With this discussion as a backdrop, I’ll introduce variable withdrawal strategies and then develop asset allocation modeling to demonstrate how the optimal strategies with variable withdrawals differ significantly from the 30% to 75% range.

Introducing variable withdrawals

Variable withdrawal methods share the common characteristic that withdrawals adjust each year during retirement to reflect underlying investment performance, whereas, with the 4% rule and other fixed methods, the withdrawals are mapped out at the start of retirement. With fixed withdrawals, bad investment experience or longer-than-expected retirements can result in savings being depleted (plan failure), while better-than-expected investment experience will flow through to larger bequests. Although the 4% rule has been popular with researchers, practitioners recognize that good planning cannot ignore what is happening with the investment portfolio; spending adjustments will need to be made during retirement. One might determine these adjustments informally or apply a more disciplined variable withdrawal strategy.

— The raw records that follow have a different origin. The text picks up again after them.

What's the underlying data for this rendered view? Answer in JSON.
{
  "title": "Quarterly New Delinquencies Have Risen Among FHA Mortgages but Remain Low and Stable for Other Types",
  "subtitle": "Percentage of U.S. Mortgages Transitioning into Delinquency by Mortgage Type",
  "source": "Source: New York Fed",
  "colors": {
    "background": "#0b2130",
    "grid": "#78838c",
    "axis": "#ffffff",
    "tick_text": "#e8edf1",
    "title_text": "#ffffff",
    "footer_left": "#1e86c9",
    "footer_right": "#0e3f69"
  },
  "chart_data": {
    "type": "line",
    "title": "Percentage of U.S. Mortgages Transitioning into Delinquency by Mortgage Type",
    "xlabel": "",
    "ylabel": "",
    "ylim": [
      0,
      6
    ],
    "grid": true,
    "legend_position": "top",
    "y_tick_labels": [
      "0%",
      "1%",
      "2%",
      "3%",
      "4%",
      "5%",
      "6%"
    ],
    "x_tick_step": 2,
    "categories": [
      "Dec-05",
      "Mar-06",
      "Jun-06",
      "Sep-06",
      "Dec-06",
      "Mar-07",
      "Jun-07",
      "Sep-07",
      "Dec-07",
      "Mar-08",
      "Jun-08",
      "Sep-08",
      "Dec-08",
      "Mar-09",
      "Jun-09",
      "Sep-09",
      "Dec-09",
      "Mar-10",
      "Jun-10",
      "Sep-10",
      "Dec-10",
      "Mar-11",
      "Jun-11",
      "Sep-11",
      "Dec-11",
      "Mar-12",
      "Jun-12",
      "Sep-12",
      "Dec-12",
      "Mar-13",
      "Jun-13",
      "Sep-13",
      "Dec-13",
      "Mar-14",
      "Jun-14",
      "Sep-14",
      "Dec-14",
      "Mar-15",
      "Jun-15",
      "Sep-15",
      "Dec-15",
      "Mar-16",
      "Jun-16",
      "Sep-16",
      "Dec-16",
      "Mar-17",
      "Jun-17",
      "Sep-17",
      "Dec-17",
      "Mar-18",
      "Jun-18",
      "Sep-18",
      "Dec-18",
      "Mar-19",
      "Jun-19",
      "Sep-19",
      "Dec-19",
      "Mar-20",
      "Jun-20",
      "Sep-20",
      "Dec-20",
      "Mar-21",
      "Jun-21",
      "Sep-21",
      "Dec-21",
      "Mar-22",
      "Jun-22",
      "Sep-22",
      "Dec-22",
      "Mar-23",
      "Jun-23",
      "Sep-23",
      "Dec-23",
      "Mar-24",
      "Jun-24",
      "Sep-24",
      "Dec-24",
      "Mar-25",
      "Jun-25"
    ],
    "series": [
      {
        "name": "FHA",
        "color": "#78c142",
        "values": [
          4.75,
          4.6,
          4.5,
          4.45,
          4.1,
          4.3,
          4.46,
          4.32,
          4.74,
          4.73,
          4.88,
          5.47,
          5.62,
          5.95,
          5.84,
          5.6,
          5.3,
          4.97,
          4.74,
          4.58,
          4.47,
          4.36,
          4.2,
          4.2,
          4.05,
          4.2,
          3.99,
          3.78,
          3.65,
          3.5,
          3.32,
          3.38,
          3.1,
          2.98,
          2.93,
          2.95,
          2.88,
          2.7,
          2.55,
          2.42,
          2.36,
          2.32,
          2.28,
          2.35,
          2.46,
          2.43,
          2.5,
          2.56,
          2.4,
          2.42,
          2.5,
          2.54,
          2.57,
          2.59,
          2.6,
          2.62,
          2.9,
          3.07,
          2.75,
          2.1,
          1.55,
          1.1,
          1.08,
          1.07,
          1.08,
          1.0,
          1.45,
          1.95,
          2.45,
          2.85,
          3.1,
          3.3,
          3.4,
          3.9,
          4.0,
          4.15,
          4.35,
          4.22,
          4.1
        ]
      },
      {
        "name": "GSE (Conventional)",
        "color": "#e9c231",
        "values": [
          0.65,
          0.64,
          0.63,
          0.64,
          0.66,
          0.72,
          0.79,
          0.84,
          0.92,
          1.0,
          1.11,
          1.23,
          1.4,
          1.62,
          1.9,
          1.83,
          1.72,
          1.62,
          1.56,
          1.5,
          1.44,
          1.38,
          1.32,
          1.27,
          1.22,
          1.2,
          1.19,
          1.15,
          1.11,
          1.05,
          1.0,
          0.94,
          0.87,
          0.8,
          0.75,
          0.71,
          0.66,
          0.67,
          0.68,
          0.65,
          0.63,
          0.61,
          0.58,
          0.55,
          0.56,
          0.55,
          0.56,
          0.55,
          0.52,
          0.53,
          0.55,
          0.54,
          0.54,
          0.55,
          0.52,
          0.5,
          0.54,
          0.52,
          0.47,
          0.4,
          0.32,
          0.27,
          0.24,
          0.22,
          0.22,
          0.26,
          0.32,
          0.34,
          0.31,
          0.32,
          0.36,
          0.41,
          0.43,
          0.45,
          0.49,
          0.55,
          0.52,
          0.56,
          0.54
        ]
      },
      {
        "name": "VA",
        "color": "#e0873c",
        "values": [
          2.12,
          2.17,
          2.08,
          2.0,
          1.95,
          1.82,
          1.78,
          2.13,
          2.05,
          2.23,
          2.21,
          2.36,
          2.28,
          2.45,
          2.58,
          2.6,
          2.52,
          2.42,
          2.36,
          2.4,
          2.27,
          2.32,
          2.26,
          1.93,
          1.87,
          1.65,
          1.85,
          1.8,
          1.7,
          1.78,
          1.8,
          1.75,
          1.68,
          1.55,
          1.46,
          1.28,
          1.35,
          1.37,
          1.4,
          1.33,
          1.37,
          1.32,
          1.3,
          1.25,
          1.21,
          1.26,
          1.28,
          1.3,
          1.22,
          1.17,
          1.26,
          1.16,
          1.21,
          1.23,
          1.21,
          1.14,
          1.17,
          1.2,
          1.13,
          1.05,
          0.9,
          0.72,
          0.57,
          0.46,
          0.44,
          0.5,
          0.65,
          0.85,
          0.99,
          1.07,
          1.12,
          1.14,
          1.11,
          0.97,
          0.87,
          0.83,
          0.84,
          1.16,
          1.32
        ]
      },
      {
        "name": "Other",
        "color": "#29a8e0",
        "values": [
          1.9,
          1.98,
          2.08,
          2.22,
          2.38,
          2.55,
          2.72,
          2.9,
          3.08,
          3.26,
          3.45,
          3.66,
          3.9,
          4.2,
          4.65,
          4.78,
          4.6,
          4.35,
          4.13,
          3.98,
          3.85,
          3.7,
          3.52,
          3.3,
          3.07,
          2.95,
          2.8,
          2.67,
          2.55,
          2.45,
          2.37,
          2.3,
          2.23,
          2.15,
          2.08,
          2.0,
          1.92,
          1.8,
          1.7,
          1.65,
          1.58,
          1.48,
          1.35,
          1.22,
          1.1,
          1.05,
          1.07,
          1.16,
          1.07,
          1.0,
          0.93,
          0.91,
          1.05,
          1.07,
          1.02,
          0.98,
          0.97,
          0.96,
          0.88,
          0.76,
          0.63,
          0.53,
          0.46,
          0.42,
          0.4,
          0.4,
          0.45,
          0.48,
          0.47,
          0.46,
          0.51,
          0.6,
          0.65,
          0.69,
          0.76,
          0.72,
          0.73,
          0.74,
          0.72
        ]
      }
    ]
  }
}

I’ll develop a hypothetical client example to demonstrate how outcomes using the 4% rule differ from those based on a variable withdrawal strategy. Then I’ll turn to optimizing the asset allocation to support the variable strategy. This modeling will be based on a 65-year-old retired female with a remaining life expectancy of 25 years and $1 million in savings that she can dedicate to generating retirement income. Her basic living expenses are $50,000 per year, increasing with inflation, and she will receive an inflation-adjusted $30,000 annually from Social Security. She will utilize withdrawals from savings to cover the gap between basic living expenses and guaranteed lifetime income and take additional withdrawals for discretionary spending. Her main goal is to generate sustainable retirement income; leaving a bequest is of secondary importance. The analysis will be pre-tax.